I had a really enjoyable conversation recently with a luxury brand team. The topic was broadly what the role of digital could be in this elevated space.
I had read a number of interesting sources as preparation, and one of them intrigued me and set up my key contention. Check out p10 of this deck from Publicis on digital and luxury. Among other things, the deck asserts that Gucci, due to its large Facebook following, has “454,328 potential customers”.
This strikes me as a dangerous strategic leap to make, and a potentially self-defeating strategy for the brand. Fast-forward to 2013, and Gucci has 10m Facebook fans!
Look at it like this: does Gucci really have 10 million potential customers, or 10 million people very likely to buy a knock-off watch made in Hong Kong?
My point was made quite by chance when I came across a brand whose reach into social media appears quite comparable – look!
The obvious retort to this is that Gucci is no longer a luxury brand. And this may be fair – there is plenty of evidence that Gucci has to some extent gone the way of Taco Bell in its product as well as its brand.

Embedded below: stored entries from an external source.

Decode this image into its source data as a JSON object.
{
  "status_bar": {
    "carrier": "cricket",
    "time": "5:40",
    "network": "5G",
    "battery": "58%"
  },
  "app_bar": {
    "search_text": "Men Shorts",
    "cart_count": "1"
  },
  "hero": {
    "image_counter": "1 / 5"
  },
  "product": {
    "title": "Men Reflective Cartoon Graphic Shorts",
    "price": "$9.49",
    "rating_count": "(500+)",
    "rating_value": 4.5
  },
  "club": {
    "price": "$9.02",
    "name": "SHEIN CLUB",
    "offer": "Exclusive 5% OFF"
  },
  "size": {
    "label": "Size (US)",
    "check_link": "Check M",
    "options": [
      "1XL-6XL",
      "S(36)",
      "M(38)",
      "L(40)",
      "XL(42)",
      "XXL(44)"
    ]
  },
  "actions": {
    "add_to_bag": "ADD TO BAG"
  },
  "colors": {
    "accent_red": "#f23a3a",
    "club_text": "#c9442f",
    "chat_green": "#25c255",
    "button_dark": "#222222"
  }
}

But the problem with digital that all luxury brands must address is the inherent conflict between the democratizing nature of the internet, and social media in particular, and the need to remain both desirable and exclusive. A brand at a certain level must remain, to most people, just out of reach, while still attracting enough people to grow.
The quest in acquisition, perhaps, is for the right kind of people.
Once you have a good high-value audience captured, you of course need to retain them. My neighbor in Toronto is a Porsche dealer, and apparently they have little problem in this area, but it’s not that easy in every sector of luxury.
Thinking on this reminded me of a concept I’d first discussed with the excellent James Dunne (no relation) of Target McConnells in Dublin, whose contention was that by creating a segregated and elite membership club within a brand that is hard to enter, you can reward its key adherents.
A good planner never lets a good idea go to waste! But my build on the idea, and why it works for luxury from a brand perspective, is that by pulling the best of its brand essence back behind a virtual ‘velvet curtain’, you can avoid the need to engage with the huge numbers of consumers who can never truly aspire to be a customer – while avoiding the ‘chav-appropriation’ that so damaged Burberry around 2005. But better still, you can also benefit from the ‘leaks’ – the stolen glances through the VIP curtain that happen to (or are allowed to) leak out.
You cannot create mystique and exclusivity by just putting yourself out there. While digital is a great leveler in our society, basic rules of supply and demand are still in place.
Rarity makes a product more desirable, and avoids the risk of commoditization. For brands whose ambitions are (or should be) to find and engage with consumers whose refined taste matches their own.
Then budgets are likely best spent developing unique brand experiences for just the highest tier of consumers in an ownable space that less elite brands could never dream of entering.
Digital has a great role to play in defining this next generation of high-end value proposition, and of course, in communicating it to its intended audience.